Now, he says police told him if he opens Sunday morning, he’ll be arrested. Visit Sunset Beach Gift Shop and show your support!
“Tonight my family and I were threatened with arrest if we opened our store, Sunset Beach Gifts, in Cape May County,” Hume said. “We have reconfigured our store, widened aisles, installed plexiglass barriers at checkouts, and roughly 30% of our store is now food and essential items (face masks, clothes, hand sanitizer, and soap).”

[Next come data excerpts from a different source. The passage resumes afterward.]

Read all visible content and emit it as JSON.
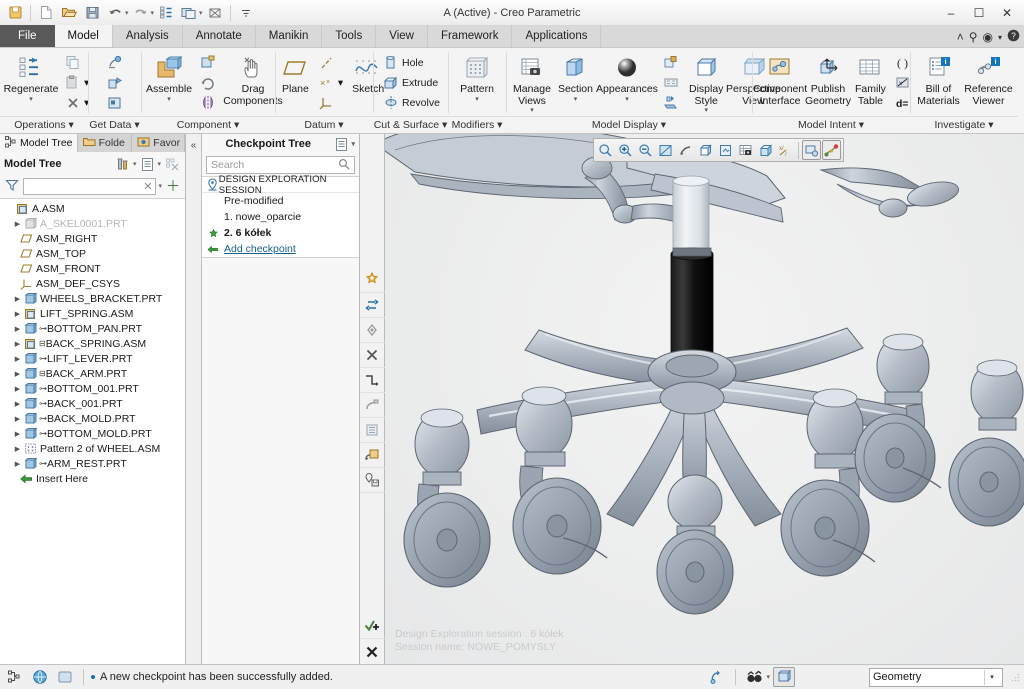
{
  "window": {
    "title": "A (Active) - Creo Parametric",
    "minimize": "–",
    "maximize": "☐",
    "close": "✕"
  },
  "quick_access": [
    {
      "name": "save-as-copy-icon",
      "glyph": "❐"
    },
    {
      "name": "new-icon",
      "glyph": "□"
    },
    {
      "name": "open-icon",
      "glyph": "▱"
    },
    {
      "name": "save-icon",
      "glyph": "▣"
    },
    {
      "name": "undo-icon",
      "glyph": "↶"
    },
    {
      "name": "redo-icon",
      "glyph": "↷"
    },
    {
      "name": "regenerate-icon",
      "glyph": "☲"
    },
    {
      "name": "window-icon",
      "glyph": "❐"
    },
    {
      "name": "close-window-icon",
      "glyph": "⌧"
    },
    {
      "name": "customize-qat-icon",
      "glyph": "▾"
    }
  ],
  "ribbon": {
    "tabs": [
      {
        "label": "File",
        "active": false,
        "file": true
      },
      {
        "label": "Model",
        "active": true,
        "file": false
      },
      {
        "label": "Analysis",
        "active": false,
        "file": false
      },
      {
        "label": "Annotate",
        "active": false,
        "file": false
      },
      {
        "label": "Manikin",
        "active": false,
        "file": false
      },
      {
        "label": "Tools",
        "active": false,
        "file": false
      },
      {
        "label": "View",
        "active": false,
        "file": false
      },
      {
        "label": "Framework",
        "active": false,
        "file": false
      },
      {
        "label": "Applications",
        "active": false,
        "file": false
      }
    ],
    "right_icons": [
      {
        "name": "collapse-ribbon-icon",
        "glyph": "˄"
      },
      {
        "name": "search-icon",
        "glyph": "⚲"
      },
      {
        "name": "account-icon",
        "glyph": "◉"
      },
      {
        "name": "account-dropdown-icon",
        "glyph": "▾"
      },
      {
        "name": "help-icon",
        "glyph": "❓"
      }
    ],
    "groups": [
      {
        "name": "operations",
        "label": "Operations",
        "big": [
          {
            "label": "Regenerate",
            "caret": true,
            "icon": "regenerate-icon"
          }
        ],
        "small": [
          {
            "label": "",
            "icon": "copy-icon"
          },
          {
            "label": "",
            "icon": "paste-icon",
            "caret": true
          },
          {
            "label": "",
            "icon": "delete-icon",
            "caret": true
          }
        ]
      },
      {
        "name": "get-data",
        "label": "Get Data",
        "big": [],
        "small": [
          {
            "label": "",
            "icon": "import-icon"
          },
          {
            "label": "",
            "icon": "merge-icon"
          },
          {
            "label": "",
            "icon": "shrinkwrap-icon"
          }
        ]
      },
      {
        "name": "component",
        "label": "Component",
        "big": [
          {
            "label": "Assemble",
            "caret": true,
            "icon": "assemble-icon"
          },
          {
            "label": "Drag Components",
            "caret": false,
            "icon": "drag-components-icon"
          }
        ],
        "small": [
          {
            "label": "",
            "icon": "create-component-icon"
          },
          {
            "label": "",
            "icon": "repeat-icon"
          },
          {
            "label": "",
            "icon": "mirror-component-icon"
          }
        ]
      },
      {
        "name": "datum",
        "label": "Datum",
        "big": [
          {
            "label": "Plane",
            "caret": false,
            "icon": "datum-plane-icon"
          },
          {
            "label": "Sketch",
            "caret": false,
            "icon": "sketch-icon"
          }
        ],
        "small": [
          {
            "label": "",
            "icon": "datum-axis-icon"
          },
          {
            "label": "",
            "icon": "datum-point-icon",
            "caret": true
          },
          {
            "label": "",
            "icon": "coordinate-system-icon"
          }
        ]
      },
      {
        "name": "cut-and-surface",
        "label": "Cut & Surface",
        "big": [],
        "small": [
          {
            "label": "Hole",
            "icon": "hole-icon"
          },
          {
            "label": "Extrude",
            "icon": "extrude-icon"
          },
          {
            "label": "Revolve",
            "icon": "revolve-icon"
          }
        ]
      },
      {
        "name": "modifiers",
        "label": "Modifiers",
        "big": [
          {
            "label": "Pattern",
            "caret": true,
            "icon": "pattern-icon"
          }
        ],
        "small": []
      },
      {
        "name": "model-display",
        "label": "Model Display",
        "big": [
          {
            "label": "Manage Views",
            "caret": true,
            "icon": "manage-views-icon"
          },
          {
            "label": "Section",
            "caret": true,
            "icon": "section-icon"
          },
          {
            "label": "Appearances",
            "caret": true,
            "icon": "appearances-icon"
          },
          {
            "label": "Display Style",
            "caret": true,
            "icon": "display-style-icon"
          },
          {
            "label": "Perspective View",
            "caret": false,
            "icon": "perspective-view-icon"
          }
        ],
        "small": [
          {
            "label": "",
            "icon": "layer-icon"
          },
          {
            "label": "",
            "icon": "name-display-icon"
          },
          {
            "label": "",
            "icon": "view-manager-icon"
          }
        ]
      },
      {
        "name": "model-intent",
        "label": "Model Intent",
        "big": [
          {
            "label": "Component Interface",
            "caret": false,
            "icon": "component-interface-icon"
          },
          {
            "label": "Publish Geometry",
            "caret": false,
            "icon": "publish-geometry-icon"
          },
          {
            "label": "Family Table",
            "caret": false,
            "icon": "family-table-icon"
          }
        ],
        "small": [
          {
            "label": "",
            "icon": "parameters-icon"
          },
          {
            "label": "",
            "icon": "relations-icon"
          },
          {
            "label": "",
            "icon": "switch-dimensions-icon"
          }
        ]
      },
      {
        "name": "investigate",
        "label": "Investigate",
        "big": [
          {
            "label": "Bill of Materials",
            "caret": false,
            "icon": "bill-of-materials-icon"
          },
          {
            "label": "Reference Viewer",
            "caret": false,
            "icon": "reference-viewer-icon"
          }
        ],
        "small": []
      }
    ]
  },
  "navigator": {
    "tabs": [
      {
        "label": "Model Tree",
        "icon": "model-tree-icon",
        "active": true
      },
      {
        "label": "Folde",
        "icon": "folder-browser-icon",
        "active": false
      },
      {
        "label": "Favor",
        "icon": "favorites-icon",
        "active": false
      }
    ],
    "toolbar_title": "Model Tree",
    "toolbar_icons": [
      {
        "name": "tree-settings-icon",
        "glyph": "⚙"
      },
      {
        "name": "tree-settings-dropdown-icon",
        "glyph": "▾"
      },
      {
        "name": "tree-columns-icon",
        "glyph": "☰"
      },
      {
        "name": "tree-columns-dropdown-icon",
        "glyph": "▾"
      },
      {
        "name": "tree-filter-display-icon",
        "glyph": "▦"
      }
    ],
    "filter": {
      "placeholder": "",
      "value": "",
      "clear_glyph": "✕",
      "dropdown_glyph": "▾",
      "add_glyph": "＋"
    },
    "tree": [
      {
        "label": "A.ASM",
        "indent": 0,
        "arrow": false,
        "icon": "assembly-icon",
        "dim": false,
        "footnote": false
      },
      {
        "label": "A_SKEL0001.PRT",
        "indent": 1,
        "arrow": true,
        "icon": "part-icon",
        "dim": true,
        "footnote": false
      },
      {
        "label": "ASM_RIGHT",
        "indent": 1,
        "arrow": false,
        "icon": "datum-plane-icon",
        "dim": false,
        "footnote": false
      },
      {
        "label": "ASM_TOP",
        "indent": 1,
        "arrow": false,
        "icon": "datum-plane-icon",
        "dim": false,
        "footnote": false
      },
      {
        "label": "ASM_FRONT",
        "indent": 1,
        "arrow": false,
        "icon": "datum-plane-icon",
        "dim": false,
        "footnote": false
      },
      {
        "label": "ASM_DEF_CSYS",
        "indent": 1,
        "arrow": false,
        "icon": "coordinate-system-icon",
        "dim": false,
        "footnote": false
      },
      {
        "label": "WHEELS_BRACKET.PRT",
        "indent": 1,
        "arrow": true,
        "icon": "part-icon",
        "dim": false,
        "footnote": false
      },
      {
        "label": "LIFT_SPRING.ASM",
        "indent": 1,
        "arrow": true,
        "icon": "assembly-icon",
        "dim": false,
        "footnote": false
      },
      {
        "label": "BOTTOM_PAN.PRT",
        "indent": 1,
        "arrow": true,
        "icon": "part-icon",
        "dim": false,
        "footnote": true
      },
      {
        "label": "BACK_SPRING.ASM",
        "indent": 1,
        "arrow": true,
        "icon": "assembly-icon",
        "dim": false,
        "footnote": true
      },
      {
        "label": "LIFT_LEVER.PRT",
        "indent": 1,
        "arrow": true,
        "icon": "part-icon",
        "dim": false,
        "footnote": true
      },
      {
        "label": "BACK_ARM.PRT",
        "indent": 1,
        "arrow": true,
        "icon": "part-icon",
        "dim": false,
        "footnote": true
      },
      {
        "label": "BOTTOM_001.PRT",
        "indent": 1,
        "arrow": true,
        "icon": "part-icon",
        "dim": false,
        "footnote": true
      },
      {
        "label": "BACK_001.PRT",
        "indent": 1,
        "arrow": true,
        "icon": "part-icon",
        "dim": false,
        "footnote": true
      },
      {
        "label": "BACK_MOLD.PRT",
        "indent": 1,
        "arrow": true,
        "icon": "part-icon",
        "dim": false,
        "footnote": true
      },
      {
        "label": "BOTTOM_MOLD.PRT",
        "indent": 1,
        "arrow": true,
        "icon": "part-icon",
        "dim": false,
        "footnote": true
      },
      {
        "label": "Pattern 2 of WHEEL.ASM",
        "indent": 1,
        "arrow": true,
        "icon": "pattern-icon",
        "dim": false,
        "footnote": false
      },
      {
        "label": "ARM_REST.PRT",
        "indent": 1,
        "arrow": true,
        "icon": "part-icon",
        "dim": false,
        "footnote": true
      },
      {
        "label": "Insert Here",
        "indent": 1,
        "arrow": false,
        "icon": "insert-here-icon",
        "dim": false,
        "footnote": false
      }
    ]
  },
  "collapse_strip": {
    "glyph": "«"
  },
  "checkpoint_tree": {
    "title": "Checkpoint Tree",
    "header_icons": [
      {
        "name": "checkpoint-options-icon",
        "glyph": "☰"
      },
      {
        "name": "checkpoint-dropdown-icon",
        "glyph": "▾"
      }
    ],
    "search": {
      "placeholder": "Search",
      "value": "",
      "icon": "search-icon"
    },
    "rows": [
      {
        "label": "DESIGN EXPLORATION SESSION",
        "icon": "session-pin-icon",
        "style": "session"
      },
      {
        "label": "Pre-modified",
        "icon": "",
        "style": "indent"
      },
      {
        "label": "1. nowe_oparcie",
        "icon": "",
        "style": "indent"
      },
      {
        "label": "2. 6 kółek",
        "icon": "checkpoint-current-icon",
        "style": "bold"
      },
      {
        "label": "Add checkpoint",
        "icon": "add-checkpoint-icon",
        "style": "link"
      }
    ]
  },
  "vertical_toolbar": {
    "top": [
      {
        "name": "checkpoint-marker-icon",
        "glyph": "✸",
        "color": "#f0a830"
      },
      {
        "name": "swap-checkpoint-icon",
        "glyph": "⇄",
        "color": "#1f6fae"
      },
      {
        "name": "set-current-icon",
        "glyph": "◇",
        "color": "#8a8a8a"
      },
      {
        "name": "remove-checkpoint-icon",
        "glyph": "✕",
        "color": "#5a5a5a"
      },
      {
        "name": "branch-icon",
        "glyph": "┙",
        "color": "#4b4b4b"
      },
      {
        "name": "compare-icon",
        "glyph": "↱",
        "color": "#9a9a9a"
      },
      {
        "name": "list-checkpoints-icon",
        "glyph": "☷",
        "color": "#9a9a9a"
      },
      {
        "name": "copy-geometry-icon",
        "glyph": "⧉",
        "color": "#6b6b6b"
      },
      {
        "name": "save-checkpoint-icon",
        "glyph": "⚲",
        "color": "#6b6b6b"
      }
    ],
    "bottom": [
      {
        "name": "accept-session-icon",
        "glyph": "✔",
        "color": "#4e7d3a"
      },
      {
        "name": "cancel-session-icon",
        "glyph": "✕",
        "color": "#333333"
      }
    ]
  },
  "graphics_toolbar": [
    {
      "name": "refit-icon",
      "glyph": "⌕",
      "framed": false
    },
    {
      "name": "zoom-in-icon",
      "glyph": "⊕",
      "framed": false
    },
    {
      "name": "zoom-out-icon",
      "glyph": "⊖",
      "framed": false
    },
    {
      "name": "repaint-icon",
      "glyph": "◧",
      "framed": false
    },
    {
      "name": "spin-center-icon",
      "glyph": "⤵",
      "framed": false
    },
    {
      "name": "display-style-icon",
      "glyph": "▧",
      "framed": false
    },
    {
      "name": "saved-view-icon",
      "glyph": "◱",
      "framed": false
    },
    {
      "name": "view-manager-icon",
      "glyph": "⌸",
      "framed": false
    },
    {
      "name": "perspective-icon",
      "glyph": "⬟",
      "framed": false
    },
    {
      "name": "datum-display-icon",
      "glyph": "✳",
      "framed": false
    },
    {
      "name": "annotation-display-icon",
      "glyph": "❐",
      "framed": true
    },
    {
      "name": "spin-drag-icon",
      "glyph": "⊹",
      "framed": true
    }
  ],
  "graphics_watermark": {
    "line1": "Design Exploration session : 6 kółek",
    "line2": "Session name: NOWE_POMYSLY"
  },
  "status_bar": {
    "left_icons": [
      {
        "name": "model-tree-toggle-icon",
        "glyph": "☲"
      },
      {
        "name": "web-browser-icon",
        "glyph": "◉"
      },
      {
        "name": "graphics-window-icon",
        "glyph": "□"
      }
    ],
    "message": "A new checkpoint has been successfully added.",
    "right_icons": [
      {
        "name": "regenerate-status-icon",
        "glyph": "↻"
      },
      {
        "name": "search-tool-icon",
        "glyph": "☌"
      },
      {
        "name": "search-dropdown-icon",
        "glyph": "▾"
      },
      {
        "name": "selection-box-icon",
        "glyph": "⧉"
      }
    ],
    "filter": {
      "value": "Geometry",
      "caret": "▾"
    }
  },
  "colors": {
    "accent_blue": "#1a6fb5",
    "ribbon_bg": "#f4f4f4",
    "tab_active": "#f4f4f4",
    "file_tab": "#595959",
    "link": "#17618a",
    "model_gray": "#b4bcc6",
    "graphics_bg": "#ececed"
  }
}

This week, Governor Phil Murphy announced that non-essential retail stores can reopen for curbside pickup, but Hume contends his newly reopened store is no longer just a gift shop, but over 30% of the items in stock are now food and essential items. The family also operates the nearby beachside eatery, also a very popular evening snack bar for those going to enjoy the beautiful sunset.
“Since we still have an eatery that is curbside, we decided to speak with our attorney before reopening our retail store,” he said. “If I did not have children, I would have been willing to go to jail tonight. The Cape May County Prosecutor told our municipal police chief to arrest us tomorrow if we reopen.”
Hume said his family and business are being penalized because they decided to close the past two months while changing their store.
“They said we aren’t essential because we closed March 15th, even though we only closed in order to reconfigure our store in order to help mitigate the spread of Covid-19,” the Marine Corps veteran said. “I am a 5 1/2 year Marine Corps combat veteran with 1/7 Marines and I never truly believed I’d have a police officer threaten me with disorderly conduct for asking why we weren’t essential.”
Every night during the summer months, for years, Hume has hosted a nightly flag ceremony performed by World War II veteran Marvin Hume. On some nights, the ceremony draws hundreds of guests. This year, due to Governor Phil Murphy’s executive order restricting large gatherings, the nightly ceremony, which was to have resumed May 1st has been put on hold until further notice.
Sunset Beach is rich in U.S. military history. Directly off the coast lies the sunken hulk of the SS Atlantis, a World War I “Liberty Ship” that transported American troops to and from the war in Europe. After being decommissioned, it was to be used as a ferry dock at the Cape May-Lewes ferry terminal, but broke free from its moorings on June 18, 1926, before running aground off Sunset Beach. Attempts to free the ship were unsuccessful and today, remnants of the ship (pictured above) are still visible protruding from the water. Down the street from Sunset Beach is one of the last remaining World War II coastal lookout towers that scoured the horizon for Nazi U-boats during the war. It now serves as a museum. If that’s not enough history, around the Cape May Point, lies Battery 223 another World War II American coastal defensive position. Cape May is also home to the United States Coast Guard Training Center, Cape May.